118 For $M=V$ the Steiner tree is identical to the MST, but if we allow an~arbitrary
119 choice of the mandatory vertices, it is NP-hard. This has been proven by Garey and Johnson
120 \cite{garey:steiner,garey:rectisteiner} for not only the graph version with
121 weights $\{1,2\}$, but also for the planar version with Euclidean or rectilinear
122 metric. There is a~polynomial approximation algorithm with ratio $5/3$ for
123 graphs due to Pr\"omel and Steger \cite{proemel:steiner} and a~polynomial-time
124 approximation scheme for the Euclidean Steiner tree in an~arbitrary dimension
125 by Arora \cite{arora:tspapx}.
127 \paran{Approximating the weight of the MST}
128 Sometimes we are not interested in the actual edges forming the MST and only
129 the weight matters. If we are willing to put up with a~randomized approximation,
130 we can even achieve sub-linear complexity. Chazelle et al.~\cite{chazelle:mstapprox}
131 have shown an~algorithm which, given $0 < \varepsilon < 1/2$, approximates
132 the weight of the MST of a~graph with average degree~$d$ and edge weights from the set
133 $\{1,\ldots,w\}$ in time $\O(dw\varepsilon^{-2}\cdot\log(dw/\varepsilon))$,
134 producing a~weight which has relative error at most~$\varepsilon$ with probability
135 at least $3/4$. They have also proven an~almost matching lower bound $\Omega(dw\varepsilon^{-2})$.

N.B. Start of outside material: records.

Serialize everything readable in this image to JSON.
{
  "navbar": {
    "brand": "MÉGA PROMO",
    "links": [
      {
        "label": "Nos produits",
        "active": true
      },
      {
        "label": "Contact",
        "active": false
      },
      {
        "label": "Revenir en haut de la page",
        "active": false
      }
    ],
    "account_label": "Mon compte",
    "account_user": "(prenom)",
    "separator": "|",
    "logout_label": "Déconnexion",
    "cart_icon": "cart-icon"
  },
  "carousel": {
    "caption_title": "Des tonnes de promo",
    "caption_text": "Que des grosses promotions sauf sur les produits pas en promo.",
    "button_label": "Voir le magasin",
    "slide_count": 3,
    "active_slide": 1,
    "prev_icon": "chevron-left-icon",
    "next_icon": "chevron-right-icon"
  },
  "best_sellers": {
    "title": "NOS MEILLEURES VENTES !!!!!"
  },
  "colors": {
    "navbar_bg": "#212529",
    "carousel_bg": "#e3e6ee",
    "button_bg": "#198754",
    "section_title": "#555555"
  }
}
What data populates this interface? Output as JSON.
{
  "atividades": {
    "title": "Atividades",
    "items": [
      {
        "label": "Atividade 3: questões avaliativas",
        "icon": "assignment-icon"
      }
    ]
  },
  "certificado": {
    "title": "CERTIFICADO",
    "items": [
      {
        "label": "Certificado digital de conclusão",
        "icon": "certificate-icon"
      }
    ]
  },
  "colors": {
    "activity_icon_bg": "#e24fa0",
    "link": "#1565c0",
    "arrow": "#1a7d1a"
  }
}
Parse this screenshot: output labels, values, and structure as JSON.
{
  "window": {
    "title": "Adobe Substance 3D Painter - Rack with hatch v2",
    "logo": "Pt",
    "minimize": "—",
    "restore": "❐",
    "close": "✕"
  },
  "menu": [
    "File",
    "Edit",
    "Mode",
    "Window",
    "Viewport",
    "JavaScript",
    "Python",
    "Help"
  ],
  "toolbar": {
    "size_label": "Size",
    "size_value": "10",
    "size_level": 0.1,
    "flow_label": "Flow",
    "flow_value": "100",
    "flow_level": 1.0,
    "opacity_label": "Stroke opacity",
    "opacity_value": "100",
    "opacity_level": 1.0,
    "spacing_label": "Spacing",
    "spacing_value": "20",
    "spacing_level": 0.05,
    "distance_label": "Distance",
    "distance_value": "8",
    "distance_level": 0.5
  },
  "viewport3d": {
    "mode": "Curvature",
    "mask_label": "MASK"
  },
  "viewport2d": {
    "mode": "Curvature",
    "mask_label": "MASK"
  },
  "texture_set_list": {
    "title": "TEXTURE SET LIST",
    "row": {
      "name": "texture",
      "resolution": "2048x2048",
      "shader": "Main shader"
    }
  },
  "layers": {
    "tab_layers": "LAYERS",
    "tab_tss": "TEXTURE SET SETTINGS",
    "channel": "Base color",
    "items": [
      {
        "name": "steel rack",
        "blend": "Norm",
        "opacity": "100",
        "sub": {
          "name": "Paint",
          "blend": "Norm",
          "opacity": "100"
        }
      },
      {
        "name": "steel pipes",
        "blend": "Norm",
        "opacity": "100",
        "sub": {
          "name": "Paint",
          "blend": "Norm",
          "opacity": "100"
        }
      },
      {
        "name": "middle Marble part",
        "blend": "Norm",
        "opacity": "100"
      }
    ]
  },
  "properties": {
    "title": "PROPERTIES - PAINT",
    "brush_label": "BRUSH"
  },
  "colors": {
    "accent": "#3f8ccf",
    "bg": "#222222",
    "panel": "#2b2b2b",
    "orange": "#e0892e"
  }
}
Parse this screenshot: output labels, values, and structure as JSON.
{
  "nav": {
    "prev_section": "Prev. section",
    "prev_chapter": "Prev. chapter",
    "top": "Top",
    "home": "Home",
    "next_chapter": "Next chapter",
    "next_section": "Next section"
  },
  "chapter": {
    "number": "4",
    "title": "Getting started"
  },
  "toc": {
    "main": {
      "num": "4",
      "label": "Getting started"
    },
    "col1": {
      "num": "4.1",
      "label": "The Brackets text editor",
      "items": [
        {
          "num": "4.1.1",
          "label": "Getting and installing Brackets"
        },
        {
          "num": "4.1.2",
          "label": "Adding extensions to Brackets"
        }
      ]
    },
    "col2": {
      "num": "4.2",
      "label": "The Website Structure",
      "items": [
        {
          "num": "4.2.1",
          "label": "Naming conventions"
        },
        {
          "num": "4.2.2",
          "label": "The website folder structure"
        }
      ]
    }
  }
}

137 For the $d$-dimensional Euclidean case, there is a~randomized approximation
138 algorithm by Czumaj et al.~\cite{czumaj:euclidean} which with high probability
139 produces a~spanning tree within relative error~$\varepsilon$ in $\widetilde\O(\sqrt{n}\cdot \poly(1/\varepsilon))$\foot{%
140 $\widetilde\O(f) = \O(f\cdot\log^{\O(1)} f)$ and $\poly(n)=n^{\O(1)}$.}
141 queries to a~data structure containing the points. The data structure is expected
142 to answer orthogonal range queries and cone approximate nearest neighbor queries.
143 There is also a~$\widetilde\O(n\cdot \poly(1/\varepsilon))$ time approximation
144 algorithm for the MST weight in arbitrary metric spaces by Czumaj and Sohler \cite{czumaj:metric}.
145 (This is still sub-linear since the corresponding graph has roughly $n^2$ edges.)